Relevons toutefois un curieux paradoxe. Des décisions - soit bien plus que des propositions émanant d'académiques - de relèvement du coût des études, à charge des individus, ont été prises au cours de ces vingt dernières années. Nous visons les mesures successives d'allongement du nombre d'années d'études nécessaires à l'obtention d'un diplôme supérieur. Or ces décisions n'ont suscité pratiquement aucune réaction hostile, ni même inquiétude.

A partir du milieu des années 80, la durée minimale des études du supérieur court a été portée de deux à trois ans. Plus récemment, la réforme de Bologne a initié une dynamique qui tend à faire du mastère en cinq ans le diplôme universitaire de référence. Aux yeux d'un économiste, l'effet premier et incontournable d'un allongement des études est d'augmenter le coût d'opportunité, soit le manque à gagner salarial. Car allonger d'un an les études, c'est reporter le moment où l'on entre sur le marché du travail et décroche son premier salaire.

Le salaire annuel net qu'un (e) diplômé (e) du supérieur court peut espérer, en début de carrière, excède actuellement les 17 000 € - et ce chiffre tient compte du risque de chômage. Celui d'un (e) universitaire débutant (e) dépasse les 22 000 €. Sans le dire, et sans que grand monde ne s'en préoccupe, les réformes intervenues depuis le milieu des années 80 ont donc augmenté le coût privé d'acquisition d'un diplôme. Et ce dans des proportions infiniment plus importantes que tout ce qui a pu être suggéré, par les économistes, via le relèvement du minerval.

Ces réformes ont été menées à budget de l'enseignement supérieur relativement constant.

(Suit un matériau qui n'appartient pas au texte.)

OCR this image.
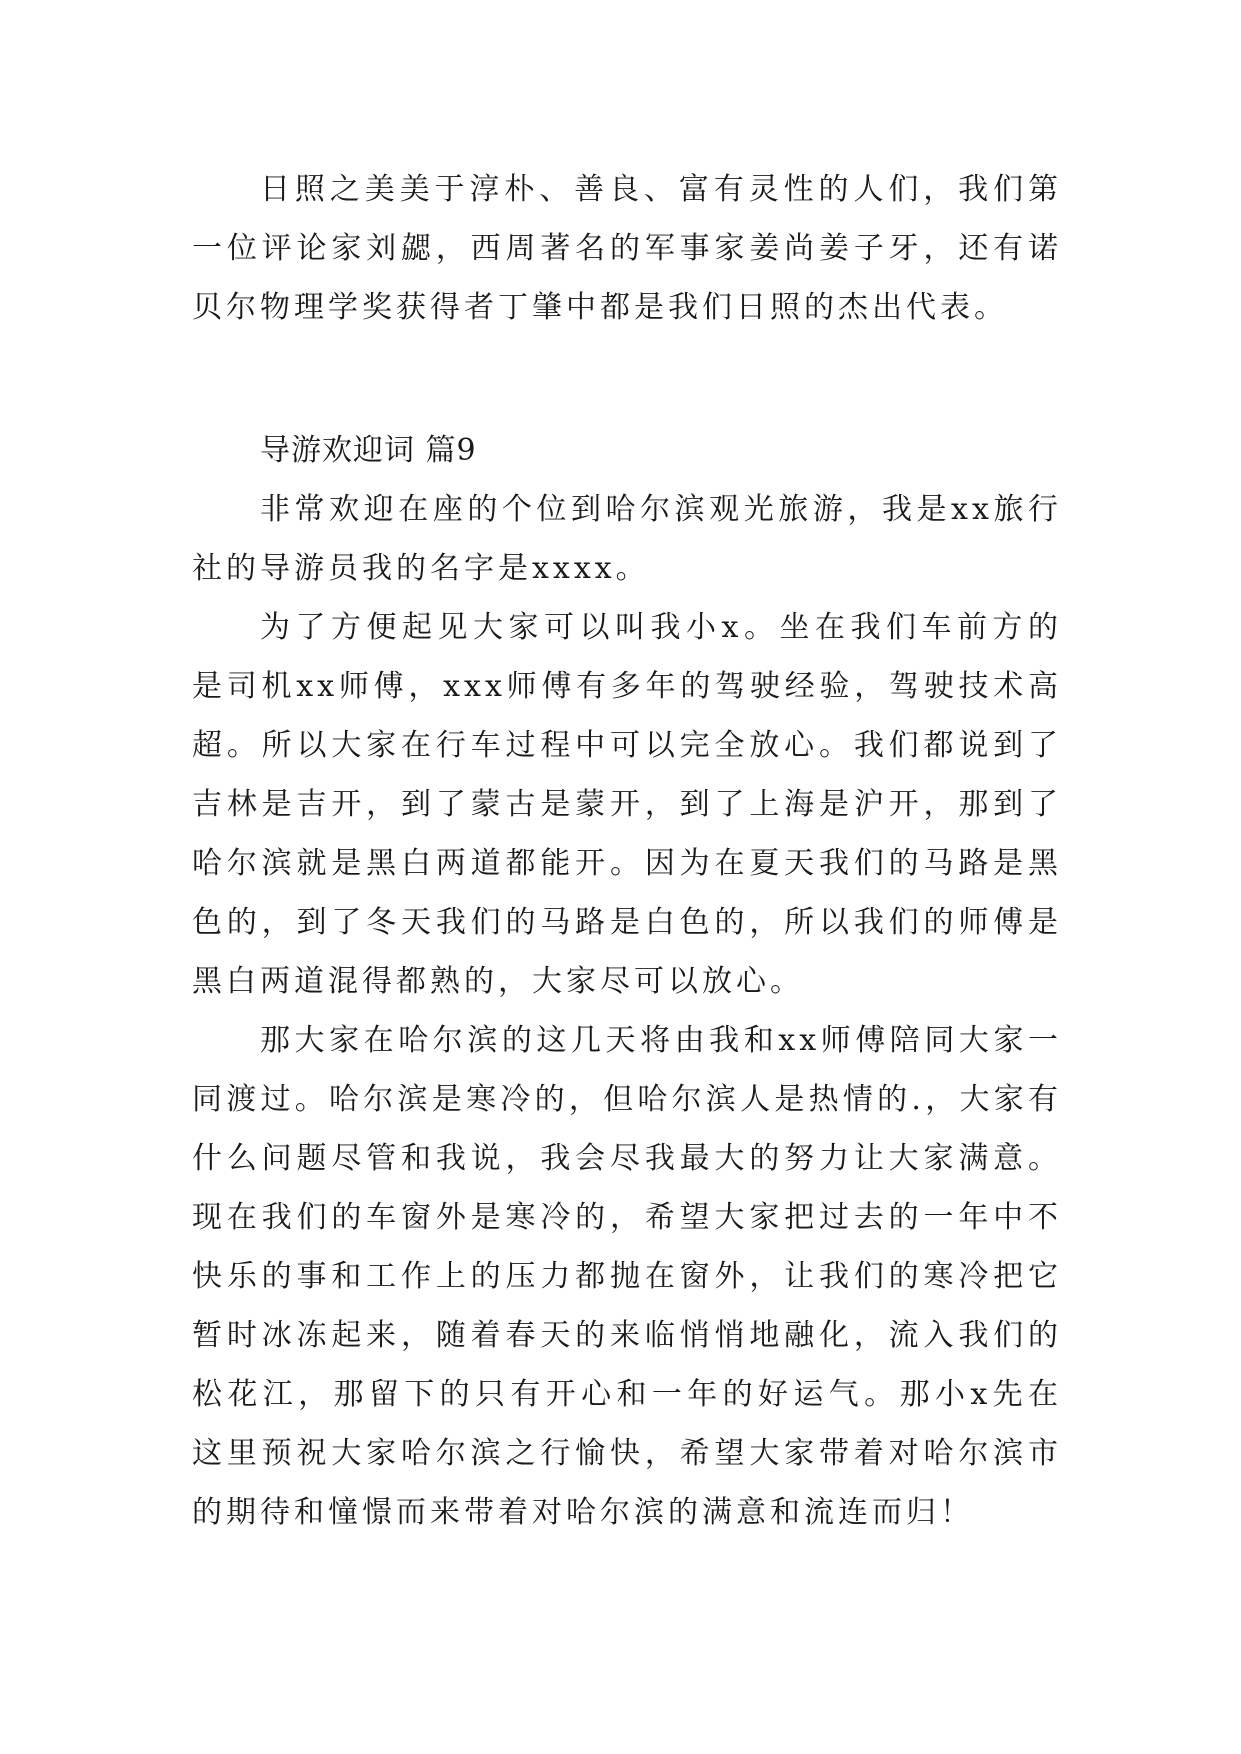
日照之美美于淳朴、善良、富有灵性的人们，我们第一位评论家刘勰，西周著名的军事家姜尚姜子牙，还有诺贝尔物理学奖获得者丁肇中都是我们日照的杰出代表。

导游欢迎词 篇9

非常欢迎在座的个位到哈尔滨观光旅游，我是xx旅行社的导游员我的名字是xxxx。

为了方便起见大家可以叫我小x。坐在我们车前方的是司机xx师傅，xxx师傅有多年的驾驶经验，驾驶技术高超。所以大家在行车过程中可以完全放心。我们都说到了吉林是吉开，到了蒙古是蒙开，到了上海是沪开，那到了哈尔滨就是黑白两道都能开。因为在夏天我们的马路是黑色的，到了冬天我们的马路是白色的，所以我们的师傅是黑白两道混得都熟的，大家尽可以放心。

那大家在哈尔滨的这几天将由我和xx师傅陪同大家一同渡过。哈尔滨是寒冷的，但哈尔滨人是热情的.，大家有什么问题尽管和我说，我会尽我最大的努力让大家满意。现在我们的车窗外是寒冷的，希望大家把过去的一年中不快乐的事和工作上的压力都抛在窗外，让我们的寒冷把它暂时冰冻起来，随着春天的来临悄悄地融化，流入我们的松花江，那留下的只有开心和一年的好运气。那小x先在这里预祝大家哈尔滨之行愉快，希望大家带着对哈尔滨市的期待和憧憬而来带着对哈尔滨的满意和流连而归！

Elles ont dès lors accentué la diminution de la dépense publique par année/étudiant. Elles ont compromis la capacité des institutions à préserver la qualité de leurs enseignements, ou à offrir significativement plus de contenus par rapport aux anciens programmes.

Rien n'indique que la prime salariale des individus qui ont mis trois ans à décrocher le diplômé du supérieur court est plus importante que celle de ceux qui, naguère, étaient diplômés en 2 ans. Et on peut craindre que les salaires des détenteur (trice) s de masters ne seront pas significativement plus élevés que ceux des licencié (e) s.

L'allongement des études a aussi pour effet de diminuer le taux d'emploi chez les jeunes de moins de 25 ans, à un moment où l'on dépense beaucoup d'énergie pour augmenter celui des quinquas.

Tout cela a-t-il vraiment beaucoup de sens? Ne serait-il pas plus opportun d'essayer de réduire la durée des études, d'augmenter ce faisant le montant d'argent public disponible par année/étudiant, de réduire le manque à gagner salarial à charge des étudiants, ou encore de contribuer positivement à l'augmentation du taux d'emploi de l'ensemble de la population?